FDA Approves Clinical Trials for MT-125, a Promising Glioblastoma Drug

On July 1, 2025, scientists at The Herbert Wertheim UF Scripps Institute for Biomedical Innovation & Technology announced the FDA's approval for their experimental drug MT-125 to enter clinical trials. This innovative treatment aims to enhance the sensitivity of glioblastoma tumors to both radiation and chemotherapy while preventing the cancer's invasive capabilities. Glioblastoma, a particularly aggressive form of brain cancer, affects approximately 14,000 individuals annually in the United States, with a dismal average survival rate of just 14 to 16 months.

**Significance of MT-125**

Currently, standard treatment for glioblastoma involves a combination of surgery, radiation, and chemotherapy. However, half of glioblastoma patients exhibit a subtype that remains resistant to traditional treatments, highlighting the urgent need for new therapeutic options. "We know glioblastoma patients are awaiting a breakthrough, and we are moving as fast as humanly possible," stated Dr. Courtney Miller, a professor and academic affairs director at The Wertheim UF Scripps Institute and a member of the University of Florida Health Cancer Center.
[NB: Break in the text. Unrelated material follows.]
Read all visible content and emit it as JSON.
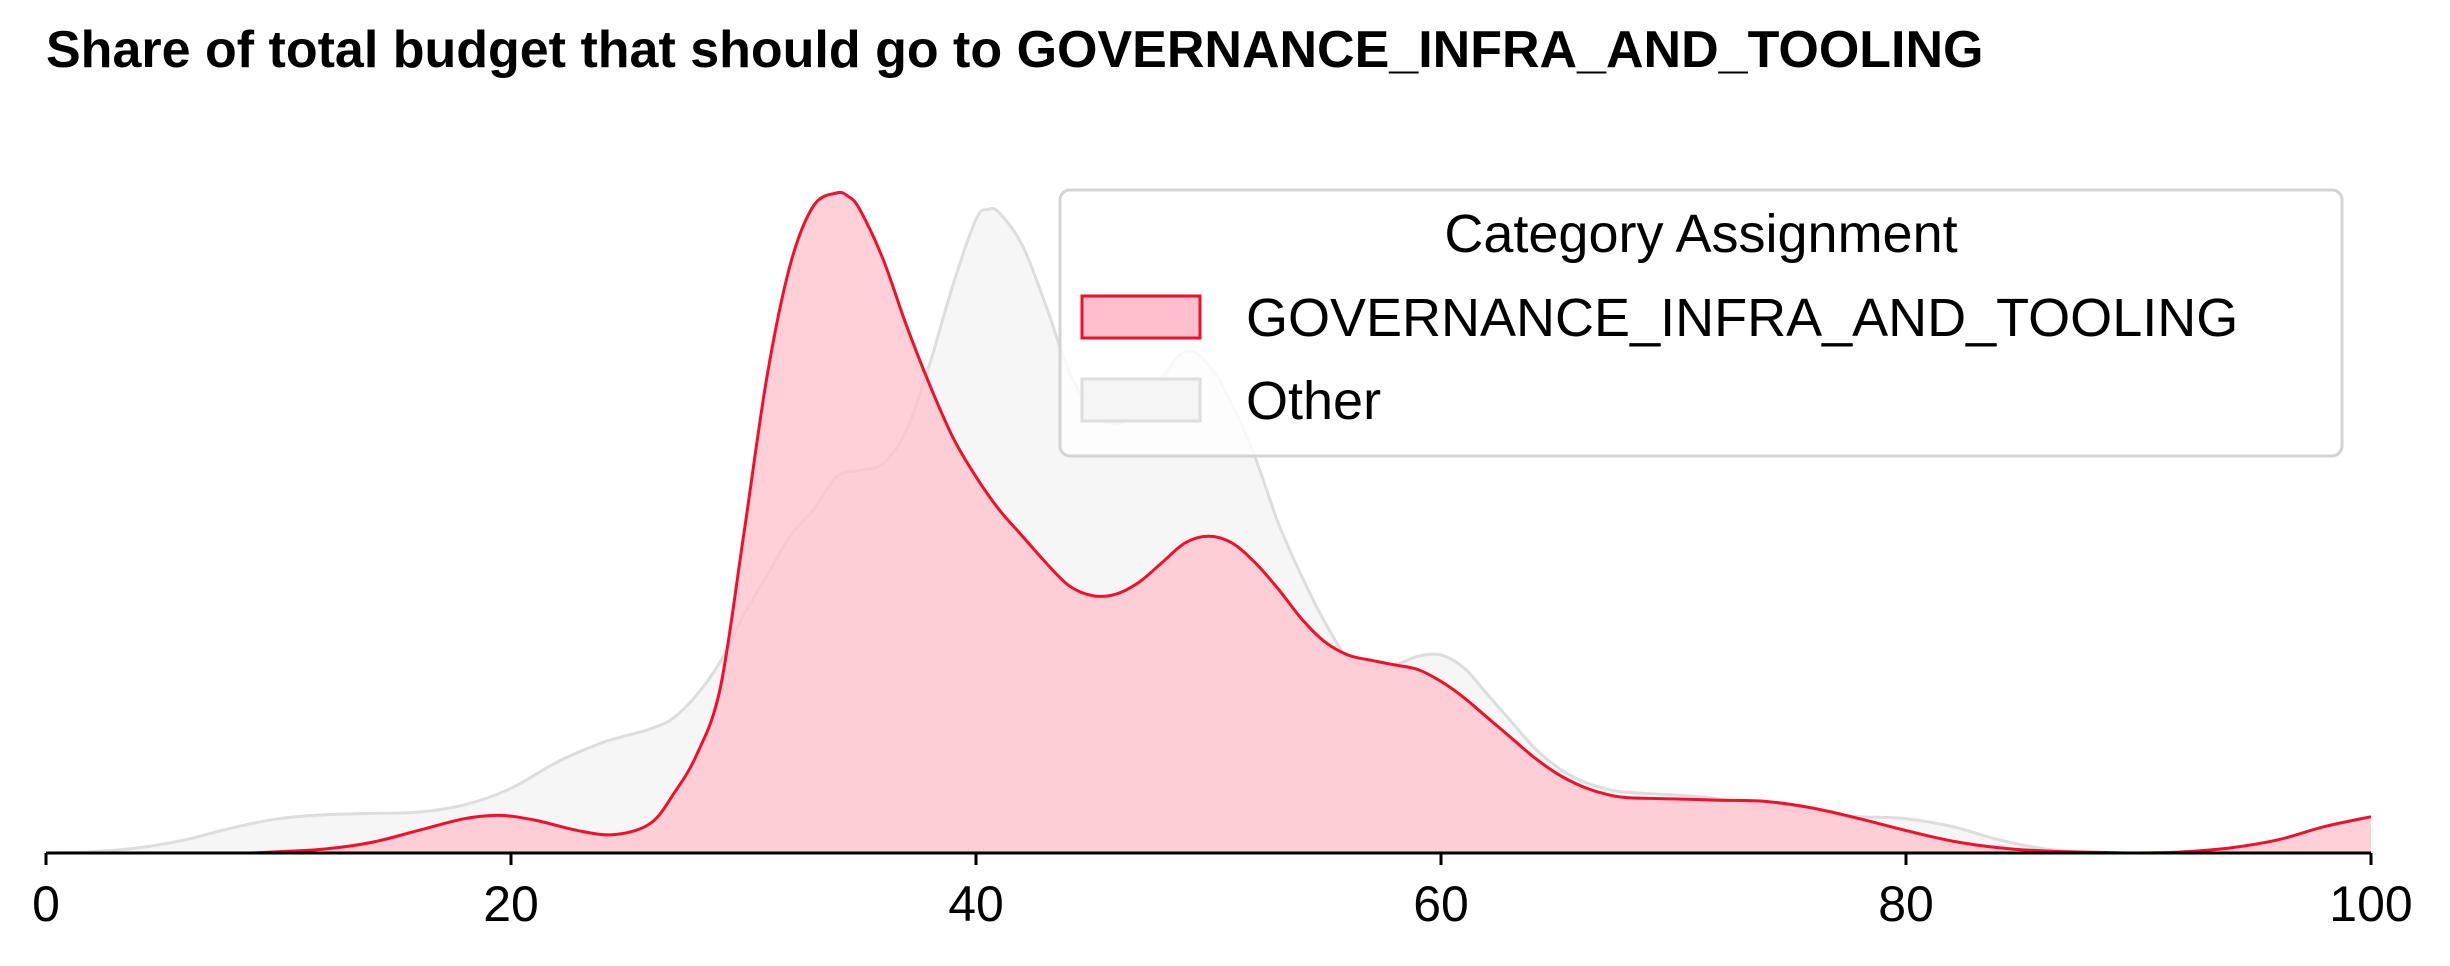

The development of MT-125 stems from years of research focusing on myosin motors, nanoscale proteins that play critical roles in cellular movement and connectivity. Dr. Miller and her team designed a spectrum of drug candidates aimed at inhibiting these myosin motors in various contexts. In a study published on July 1 in the journal *Cell*, they reported that MT-125 significantly alters the behavior of glioblastoma cells, making them more susceptible to radiation therapy. The drug also encourages the formation of multinucleated cells that are more prone to cell death, effectively stunting tumor growth.

**Collaborative Efforts Across Institutions**

To validate the oncological potential of MT-125, the research team collaborated with Dr. Steven Rosenfeld, a neuro-oncologist at the Mayo Clinic in Jacksonville, Florida. Their partnership has led to promising results in preclinical settings. "We found in mice that combining MT-125 with a number of kinase inhibitors created long periods of a disease-free state that we haven’t seen in these mouse models before," Dr. Rosenfeld stated.

Despite these promising results, the researchers remain cautious about the transition from animal studies to human trials. "Many potential drugs that perform well in mice fail in human studies due to biological differences," Dr. Rosenfeld emphasized. Researchers also expressed concerns about toxicity, although they noted that MT-125 appears to target cancer cells while sparing healthy cells. The proposed administration method involves pulsed doses of the drug, minimizing potential side effects.

**Funding and Future Directions**

MT-125 has been licensed to Myosin Therapeutics, a biotechnology company founded by the scientists involved in its development. They are set to kick off first-in-human clinical trials within the year, pending the release of a federal grant that has already received internal approval. Funding for the study has been provided by the National Institutes of Health and the William Potter Glioblastoma Research Fund, established in memory of William Potter.

Dr. Miller also indicated that MT-125 may hold promise beyond glioblastoma, potentially benefiting patients with malignant gliomas and other cancer types. Concurrently, she and her collaborators are preparing a clinical trial for another related compound, MT-110, which has shown potential in blocking drug cravings for methamphetamine use disorder.

**Conclusion**

The approval of MT-125 for clinical trials represents a significant advancement in the ongoing battle against glioblastoma. As researchers continue to explore the drug's efficacy and safety, the medical community remains hopeful for a breakthrough that could alter the treatment landscape for one of the most challenging cancers. With ongoing studies and collaborative efforts, the future may hold new hope for patients facing this devastating diagnosis.

**References**: Radnai, L., Young, E.J., Kikuti, C., et al. (2025). Development of clinically viable non-muscle myosin II small molecule inhibitors. *Cell*. DOI: 10.1016/j.cell.2025.06.006.